I agree that the fare labeled PG-13 may be inappropriate for kids. However, Jewish families in and out of the Palisades are exposed to all sorts of things that Michael may deem inappropriate for them. We do not have lily white pure kids exposed to drugs and sex solely in movies. They are experimenting with both in schools, and parents, even when they have good communication with their kids, often find that their smart and conscientious kids have gotten hooked on drugs or are engaging in dangerous sexual experimentation. And those that got them hooked in the first place are usually other basically good kids making stupid choices. How do we change things? Not by making movies fantasyland cautionary tales.

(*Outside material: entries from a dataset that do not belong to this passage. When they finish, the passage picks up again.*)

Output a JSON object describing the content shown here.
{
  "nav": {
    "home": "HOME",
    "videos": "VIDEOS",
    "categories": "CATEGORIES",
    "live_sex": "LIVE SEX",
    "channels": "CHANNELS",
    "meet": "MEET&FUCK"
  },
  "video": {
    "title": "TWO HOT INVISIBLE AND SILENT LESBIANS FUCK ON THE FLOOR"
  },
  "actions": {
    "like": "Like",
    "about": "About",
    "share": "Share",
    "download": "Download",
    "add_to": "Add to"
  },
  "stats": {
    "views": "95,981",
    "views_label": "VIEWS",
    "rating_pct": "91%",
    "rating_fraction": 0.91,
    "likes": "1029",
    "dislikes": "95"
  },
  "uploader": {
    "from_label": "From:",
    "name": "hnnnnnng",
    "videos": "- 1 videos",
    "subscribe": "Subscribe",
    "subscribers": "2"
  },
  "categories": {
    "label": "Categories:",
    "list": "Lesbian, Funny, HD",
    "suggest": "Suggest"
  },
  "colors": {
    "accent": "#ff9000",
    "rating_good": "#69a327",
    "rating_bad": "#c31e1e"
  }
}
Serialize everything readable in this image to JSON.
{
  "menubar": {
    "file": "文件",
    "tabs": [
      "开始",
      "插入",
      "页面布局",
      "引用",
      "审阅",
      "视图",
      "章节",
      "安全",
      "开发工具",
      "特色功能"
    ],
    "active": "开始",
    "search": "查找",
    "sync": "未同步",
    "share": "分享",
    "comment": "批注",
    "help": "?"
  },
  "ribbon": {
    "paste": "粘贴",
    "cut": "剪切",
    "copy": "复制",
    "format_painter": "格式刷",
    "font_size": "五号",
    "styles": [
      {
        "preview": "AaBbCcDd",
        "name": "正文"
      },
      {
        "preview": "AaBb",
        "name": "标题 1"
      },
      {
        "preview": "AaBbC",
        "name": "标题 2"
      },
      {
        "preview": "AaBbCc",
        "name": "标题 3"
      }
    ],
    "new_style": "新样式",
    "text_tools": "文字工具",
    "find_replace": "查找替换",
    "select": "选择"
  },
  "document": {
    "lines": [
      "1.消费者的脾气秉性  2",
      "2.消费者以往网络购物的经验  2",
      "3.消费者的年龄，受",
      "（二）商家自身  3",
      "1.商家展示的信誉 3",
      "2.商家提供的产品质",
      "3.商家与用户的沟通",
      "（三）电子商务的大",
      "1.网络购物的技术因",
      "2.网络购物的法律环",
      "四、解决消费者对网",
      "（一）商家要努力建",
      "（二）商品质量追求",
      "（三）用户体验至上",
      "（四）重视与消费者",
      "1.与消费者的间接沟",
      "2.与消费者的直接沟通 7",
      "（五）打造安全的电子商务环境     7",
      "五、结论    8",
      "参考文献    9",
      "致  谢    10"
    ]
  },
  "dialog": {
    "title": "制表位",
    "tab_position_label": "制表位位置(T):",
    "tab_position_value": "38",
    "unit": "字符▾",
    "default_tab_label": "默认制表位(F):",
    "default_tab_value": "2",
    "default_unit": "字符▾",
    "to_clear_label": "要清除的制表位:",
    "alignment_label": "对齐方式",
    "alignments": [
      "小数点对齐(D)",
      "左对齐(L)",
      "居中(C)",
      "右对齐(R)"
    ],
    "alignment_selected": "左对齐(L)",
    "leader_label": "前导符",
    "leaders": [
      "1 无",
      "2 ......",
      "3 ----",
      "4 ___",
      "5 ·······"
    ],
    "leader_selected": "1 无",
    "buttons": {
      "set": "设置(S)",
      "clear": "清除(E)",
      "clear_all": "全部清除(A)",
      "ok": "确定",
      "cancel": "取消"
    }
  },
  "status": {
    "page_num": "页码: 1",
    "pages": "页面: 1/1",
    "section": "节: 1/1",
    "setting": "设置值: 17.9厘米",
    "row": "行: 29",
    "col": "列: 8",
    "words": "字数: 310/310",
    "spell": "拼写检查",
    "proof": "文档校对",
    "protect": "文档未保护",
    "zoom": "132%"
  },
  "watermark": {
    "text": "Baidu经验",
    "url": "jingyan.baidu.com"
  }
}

Perhaps the hardest things about the drug problem is the way it is becoming so Jewish a problem. XTC rings are working out of Israel and all over the US with Jews comprising much of the traffics. Jewish kids are killing and getting killed over drugs, and many, many well-off Jewish kids are using. If only it were a problem limited to secular Jews, but we know it isn't that either. It is certainly tempting to blame Hollywood (lots of Jews) and go home, but it does not solve the problem.

(3) Anonymous, August 16, 2001 12:00 AM

Do it yourself

Instead of writing everywhere, just have someone rate it and post it somewhere. I agree that movies can have mixed and confusing messages, but I don't know if I'd support a campaign to force studios to write moralistic stories.

(2) Anonymous, August 14, 2001 12:00 AM

Separate from a bad community

If once upon a time a Jewish parent could feel comfortable integrating into the popular culture, that time has come to an end. Reflective non-Jews recognized this as well: that all forms of entertainment have degraded themselves to the point that they are detrimental to the mental and spiritual health of the children and adults that partake in them. It is admirable to try to influence the film industry for the better, but better to separate from Hollywood completely. Even at its best it was called "mindless entertainment". Not fitting for Jewish families.

(1) brenda craig, August 12, 2001 12:00 AM

In agreement

Have found it necessary to review
almost everything, movies, games, music,
even text books.

So, what do we do? Where do we write
for better ratings? And who rates the
video games? I justed rented a game
for my 11 year old grandson. This game
had not only BAD words (spoken and written), but used seductive suggestions.